One such nation was the Ukrainian People’s Republic, which existed only a few years before the Red Army came to reinstate Russian rule, this time under the hammer and sickle. It is in this brief interlude that the 2018 film Kruty 1918, directed by Aleksey Shaparev, takes place.
The film is clearly a metaphor for the Russian invasion of Ukraine in our own century. It begins and ends with a veteran of the ongoing war at a monument to the dead at the Battle of Kruty. It is a film that is in its own way deeply nationalistic, for good and for ill.
For good, it has a sincere sentimentality. After the first scene in the present, students in Kiev witness a call to fight the Bolshevik menace and sign up with no lack of love for their homeland. The film lovingly shows the civilian life of this independent Ukraine, giving you a sense of what these young men have signed up to defend.
For ill, this makes some of the antagonists hard to accept. Most of the Soviet characters are acceptable, but a German spy who is supporting the Red Army reminded me of a cross between Jack Nicholson’s Joker and Donald Pleasence’s Ernst Stavro Blofeld. This creates a jarring tonal dissonance between segments, with a believable bunch of Ukrainian soldiers against an opponent approaching a supervillain. An intricate spy plot involving Ukrainians, Soviets, Germans and French can be hard to follow. This could have been simplified a fair bit while retaining the basic idea.
To the film’s credit, it has good combat scenes. There are plenty of trenches, but only so many machine guns. I don’t know how accurate this is, but it is compelling viewing. The characters are put under great strain, and their story is enrapturing. We also get to see train-mounted machine guns, a rarity in World War I movies.

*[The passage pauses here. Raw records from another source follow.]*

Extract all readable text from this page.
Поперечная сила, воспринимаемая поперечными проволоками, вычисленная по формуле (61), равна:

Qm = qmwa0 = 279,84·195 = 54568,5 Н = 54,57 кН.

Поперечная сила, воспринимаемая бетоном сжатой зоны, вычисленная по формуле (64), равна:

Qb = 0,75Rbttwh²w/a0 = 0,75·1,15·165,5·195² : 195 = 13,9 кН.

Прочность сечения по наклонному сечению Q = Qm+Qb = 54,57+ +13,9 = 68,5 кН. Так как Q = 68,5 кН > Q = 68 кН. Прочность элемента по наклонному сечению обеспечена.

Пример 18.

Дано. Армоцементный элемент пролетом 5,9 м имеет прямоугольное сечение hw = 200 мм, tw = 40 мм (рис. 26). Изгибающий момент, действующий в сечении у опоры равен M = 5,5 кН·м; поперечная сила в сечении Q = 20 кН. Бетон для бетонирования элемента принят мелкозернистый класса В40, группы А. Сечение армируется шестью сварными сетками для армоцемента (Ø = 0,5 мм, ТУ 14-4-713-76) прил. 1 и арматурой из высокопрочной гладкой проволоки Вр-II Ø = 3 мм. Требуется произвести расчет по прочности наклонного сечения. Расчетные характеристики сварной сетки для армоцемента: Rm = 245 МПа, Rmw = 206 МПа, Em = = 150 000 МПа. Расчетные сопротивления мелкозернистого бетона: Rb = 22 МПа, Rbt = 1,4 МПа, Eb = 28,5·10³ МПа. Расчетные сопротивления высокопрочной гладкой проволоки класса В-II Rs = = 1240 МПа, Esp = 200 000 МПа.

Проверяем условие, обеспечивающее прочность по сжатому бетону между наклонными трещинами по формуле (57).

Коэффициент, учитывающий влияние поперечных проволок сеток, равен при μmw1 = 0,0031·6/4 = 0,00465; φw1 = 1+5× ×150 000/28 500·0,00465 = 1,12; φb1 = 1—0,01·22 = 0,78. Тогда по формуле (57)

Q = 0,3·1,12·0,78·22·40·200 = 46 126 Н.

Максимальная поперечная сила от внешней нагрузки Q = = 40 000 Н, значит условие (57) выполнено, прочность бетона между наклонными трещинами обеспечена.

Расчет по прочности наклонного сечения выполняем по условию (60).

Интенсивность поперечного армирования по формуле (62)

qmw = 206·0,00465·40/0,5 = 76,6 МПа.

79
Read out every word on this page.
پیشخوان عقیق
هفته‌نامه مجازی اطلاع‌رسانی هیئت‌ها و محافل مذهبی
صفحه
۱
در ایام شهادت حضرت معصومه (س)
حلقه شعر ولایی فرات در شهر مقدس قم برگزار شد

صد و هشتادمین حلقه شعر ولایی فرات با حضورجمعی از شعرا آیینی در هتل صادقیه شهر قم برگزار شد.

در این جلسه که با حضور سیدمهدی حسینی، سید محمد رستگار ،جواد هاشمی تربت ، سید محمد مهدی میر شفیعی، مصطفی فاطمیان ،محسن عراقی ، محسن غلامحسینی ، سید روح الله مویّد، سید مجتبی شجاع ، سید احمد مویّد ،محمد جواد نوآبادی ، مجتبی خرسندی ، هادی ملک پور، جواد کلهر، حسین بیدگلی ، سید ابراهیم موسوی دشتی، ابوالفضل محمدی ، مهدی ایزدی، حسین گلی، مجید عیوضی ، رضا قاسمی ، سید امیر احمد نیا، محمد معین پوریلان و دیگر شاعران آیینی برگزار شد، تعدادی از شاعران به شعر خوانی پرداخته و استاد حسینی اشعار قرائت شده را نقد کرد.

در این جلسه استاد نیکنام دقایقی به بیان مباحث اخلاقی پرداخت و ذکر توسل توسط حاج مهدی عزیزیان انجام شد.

Whatever its flaws, there is a conviction in this film that surpasses many imperfections. Kruty 1918 was made in a country that is, at the moment of writing, an active warzone. Ukrainians feel their life is on the line in a way that simply hasn’t happened to the Western democracies since at least 1945, and you can feel it in this movie. In its way, it feels more honest, if that’s the right word, than many Hollywood productions. That earnestness is something that forgives a lot.